Joy Williams, 1990. Photo by Reg Innell
Save the date: The Paris Review will honor Joy Williams with the Hadada Award for lifetime achievement at our annual gala, the Spring Revel.
Williams is the author of five short-story collections, four novels, a book of essays, and a guidebook to the Florida Keys (which Condé Nast Traveler described as “one of the best guidebooks ever written”). Williams’s writing first appeared in our Fall 1968 issue with the short story “The Retreat.” In 1973, George Plimpton decided to published her first novel, State of Grace, under the Paris Review Editions imprint; the novel was nominated for the National Book Award when Williams was only thirty. Over the decades, the Review has published nine of her stories (and will publish a tenth this spring).
In our Summer 2014 issue, we interviewed Williams for the Art of Fiction series. Her interviewer, Paul Winner, noted that Williams used a flip phone, typed postcards in lieu of email, had never owned a computer, and wore prescription sunglasses, indoors and out, night and day. She told him that she didn’t have a TV or Internet or air-conditioning at her home in Arizona, and that she owned seven Smith Corona portable typewriters for writing while traveling. She is particularly noted for her writing on the environment. As she said, “Cultural diversity can never replace biodiversity, though we’re being prompted to think it can. We live and spawn and want—always there is this ghastly wanting—and we have done irredeemable harm to so much. Perhaps the novel will die and even the short story because we’ll become so damn sick of talking about ourselves.”
We, however, refuse to be sick of talking about Joy Williams. Her work has been nominated for the Pulitzer Prize for Fiction and the National Books Critics Circle Award for Criticism, and she is the recipient of a Guggenheim Fellowship.
We’re thrilled to add the Hadada to that list: it’s presented annually to a distinguished member of the writing community who has made a strong and unique contribution to literature.
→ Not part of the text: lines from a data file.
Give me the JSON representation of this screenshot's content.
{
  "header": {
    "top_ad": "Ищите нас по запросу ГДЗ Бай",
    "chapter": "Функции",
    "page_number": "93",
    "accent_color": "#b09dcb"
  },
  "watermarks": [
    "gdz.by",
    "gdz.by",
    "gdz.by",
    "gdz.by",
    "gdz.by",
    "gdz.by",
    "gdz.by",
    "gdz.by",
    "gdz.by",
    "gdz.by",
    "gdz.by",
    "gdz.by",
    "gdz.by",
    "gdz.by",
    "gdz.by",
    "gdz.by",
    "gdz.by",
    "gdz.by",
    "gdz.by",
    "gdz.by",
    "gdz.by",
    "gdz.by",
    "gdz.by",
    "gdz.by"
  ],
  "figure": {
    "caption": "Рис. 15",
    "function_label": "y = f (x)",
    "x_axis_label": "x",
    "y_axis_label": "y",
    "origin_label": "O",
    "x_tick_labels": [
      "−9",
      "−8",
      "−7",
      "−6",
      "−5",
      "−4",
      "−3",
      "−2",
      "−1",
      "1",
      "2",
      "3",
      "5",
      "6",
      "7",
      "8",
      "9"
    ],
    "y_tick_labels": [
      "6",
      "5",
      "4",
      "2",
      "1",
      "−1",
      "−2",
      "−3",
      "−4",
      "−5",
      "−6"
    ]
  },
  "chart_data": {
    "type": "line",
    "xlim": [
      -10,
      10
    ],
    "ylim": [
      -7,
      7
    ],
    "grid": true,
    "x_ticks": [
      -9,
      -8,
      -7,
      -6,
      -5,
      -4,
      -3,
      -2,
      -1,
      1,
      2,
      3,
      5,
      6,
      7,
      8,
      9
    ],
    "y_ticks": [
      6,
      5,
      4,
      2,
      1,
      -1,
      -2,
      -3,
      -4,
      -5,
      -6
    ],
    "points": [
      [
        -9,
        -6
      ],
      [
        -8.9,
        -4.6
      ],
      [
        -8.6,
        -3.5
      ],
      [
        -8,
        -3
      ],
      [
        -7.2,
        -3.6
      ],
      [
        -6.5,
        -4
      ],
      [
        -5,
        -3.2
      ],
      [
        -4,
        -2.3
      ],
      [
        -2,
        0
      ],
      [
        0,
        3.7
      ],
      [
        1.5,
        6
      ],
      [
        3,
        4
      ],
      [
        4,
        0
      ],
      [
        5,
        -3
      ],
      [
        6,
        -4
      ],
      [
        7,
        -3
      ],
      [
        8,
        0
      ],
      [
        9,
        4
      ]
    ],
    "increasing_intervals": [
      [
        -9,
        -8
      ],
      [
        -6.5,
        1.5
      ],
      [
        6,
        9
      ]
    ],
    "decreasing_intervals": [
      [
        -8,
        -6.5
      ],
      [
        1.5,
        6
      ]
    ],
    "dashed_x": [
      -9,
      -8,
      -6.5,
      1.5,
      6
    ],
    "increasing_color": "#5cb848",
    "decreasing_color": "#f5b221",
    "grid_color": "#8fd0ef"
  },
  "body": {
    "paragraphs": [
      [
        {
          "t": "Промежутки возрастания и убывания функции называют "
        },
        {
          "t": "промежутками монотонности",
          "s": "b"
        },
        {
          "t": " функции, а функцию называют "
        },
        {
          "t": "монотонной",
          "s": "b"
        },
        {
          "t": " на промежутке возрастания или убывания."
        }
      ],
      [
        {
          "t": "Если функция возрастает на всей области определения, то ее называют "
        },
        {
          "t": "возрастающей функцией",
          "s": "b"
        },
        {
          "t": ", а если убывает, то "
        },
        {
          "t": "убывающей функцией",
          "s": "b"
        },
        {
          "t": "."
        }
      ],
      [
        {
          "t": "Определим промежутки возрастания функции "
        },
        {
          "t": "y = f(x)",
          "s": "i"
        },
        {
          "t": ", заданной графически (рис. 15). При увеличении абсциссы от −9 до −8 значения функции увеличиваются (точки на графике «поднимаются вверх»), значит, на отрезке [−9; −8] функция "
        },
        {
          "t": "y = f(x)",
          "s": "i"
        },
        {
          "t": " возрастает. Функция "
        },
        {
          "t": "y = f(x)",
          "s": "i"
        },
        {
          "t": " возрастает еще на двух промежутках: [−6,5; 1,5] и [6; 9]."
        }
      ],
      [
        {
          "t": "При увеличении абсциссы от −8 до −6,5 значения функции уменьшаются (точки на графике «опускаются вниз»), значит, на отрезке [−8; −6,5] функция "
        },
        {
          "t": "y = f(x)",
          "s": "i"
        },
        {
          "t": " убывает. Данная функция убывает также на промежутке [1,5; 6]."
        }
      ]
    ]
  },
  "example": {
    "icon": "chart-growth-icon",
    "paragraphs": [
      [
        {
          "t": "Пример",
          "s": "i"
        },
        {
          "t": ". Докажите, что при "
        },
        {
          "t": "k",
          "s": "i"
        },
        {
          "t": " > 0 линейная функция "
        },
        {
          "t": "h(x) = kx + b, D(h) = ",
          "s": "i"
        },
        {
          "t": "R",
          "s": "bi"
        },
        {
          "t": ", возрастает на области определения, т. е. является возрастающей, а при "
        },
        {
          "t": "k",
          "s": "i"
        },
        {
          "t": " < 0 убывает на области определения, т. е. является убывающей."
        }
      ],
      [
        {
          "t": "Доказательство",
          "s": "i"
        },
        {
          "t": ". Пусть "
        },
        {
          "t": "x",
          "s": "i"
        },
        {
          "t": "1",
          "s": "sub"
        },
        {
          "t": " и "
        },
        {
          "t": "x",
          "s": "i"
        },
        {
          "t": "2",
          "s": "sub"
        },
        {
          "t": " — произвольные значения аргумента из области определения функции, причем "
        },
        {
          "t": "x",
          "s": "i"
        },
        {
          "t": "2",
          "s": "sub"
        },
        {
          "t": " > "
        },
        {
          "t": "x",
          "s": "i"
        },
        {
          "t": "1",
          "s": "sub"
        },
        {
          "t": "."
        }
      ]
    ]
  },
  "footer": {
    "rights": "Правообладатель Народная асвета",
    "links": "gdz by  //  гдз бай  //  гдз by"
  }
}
Last year’s honoree was Richard Howard; previous recipients are John Ashbery, Lydia Davis, Joan Didion, Paula Fox, Norman Mailer, Peter Matthiessen, George Plimpton (posthumously), Barney Rosset, Philip Roth, Norman Rush, James Salter, Frederick Seidel, Robert Silvers, and William Styron.
John Waters—writer, director, “counterculture demigod” (the New York Times)—will present the award. Please join us in April to celebrate Williams’s extraordinary career.